Whenever you require a visit to the doctor, or hospital, a lot of personal data will likely be recorded, alongside details of your condition, the treatment you required, drugs prescribed and so on. At some point, you might have signed a consent form, one of the clauses of which allowed your data to be analyzed and shared, such as for research purposes, but in a way that you couldn’t be personally identified. But just how “anonymous” is this data?
In the USA, about two thirds of states share or sell “de-identified” medical data, stripping out directly-identifying personal data, and masking or suppressing other data. And yet a re-identification study showed that it in a slightly staggering 43% of cases, it was still possible to match publicly-available Washington State medical data to an individual. How? It doesn’t seem quite as tricky as you might imagine.
In the above case, it was done simply by correlating the medical data with newspaper data that reported details of hospital visits (due to accidents, muggings and so on). It’s a type of inference attack called a linkage or combination attack. One HMO case, referenced in Phil Factor’s recent article, became famous largely because a similar tactic allowed an attacker to identify the medical records of the Governor of Massachusetts.

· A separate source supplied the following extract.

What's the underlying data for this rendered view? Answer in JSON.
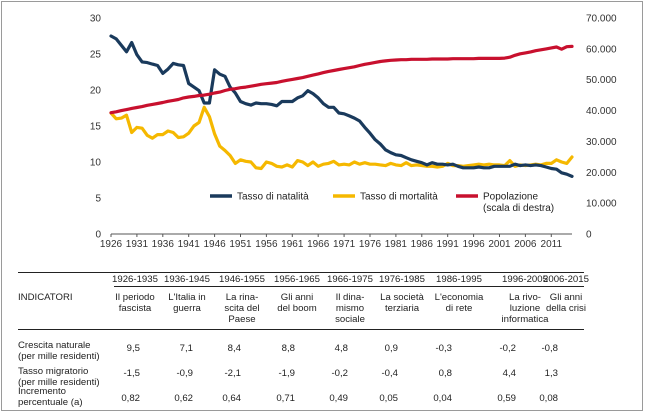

Sometimes, re-identifying supposedly-anonymized data doesn’t even require auxiliary or background data. One published paper uses publicly-available healthcare (HCUP) data, where identifying fields had been removed and all aggregated values based on less than ten contributing rows were suppressed. It demonstrated how, by executing various combinations of queries against the available data, and some simple algebra, one could place rather narrow “bounds” on the possible values of the suppressed data. In one case, it concluded that exactly one Native American woman, diagnosed with ovarian cancer, was discharged by new Jersey hospitals in 2009, along with a lot of other detail about the treatment costs, location and so on.
Healthcare is just one example. By being increasingly willing or obliged to make data public, or just freely accessible within our organization, are we unwittingly breaching security? The EU, as shown by the GDPR requirements, are obviously alarmed at how easily privacy experts can unpick ‘masked’ data. We also have the nagging problem of allowing widespread ‘self-service’ access to data within the organization, for ad-hoc reporting. Hopefully, we tie-down direct access to base tables in a database, but a BI expert would find an inference attack an easy technique to learn. If your payroll system allows aggregate reporting, they may already know individual salaries and other personal information.
The task of keeping data secure and protected within an organization seems a lot more challenging than one might imagine. Data masking is the correct way to ‘anonymize’ your data, but if you only mask some of the data you still need proper data security and access control. Otherwise, like chinks in a mask, it can reveal tell-tale signs of the owner’s identity.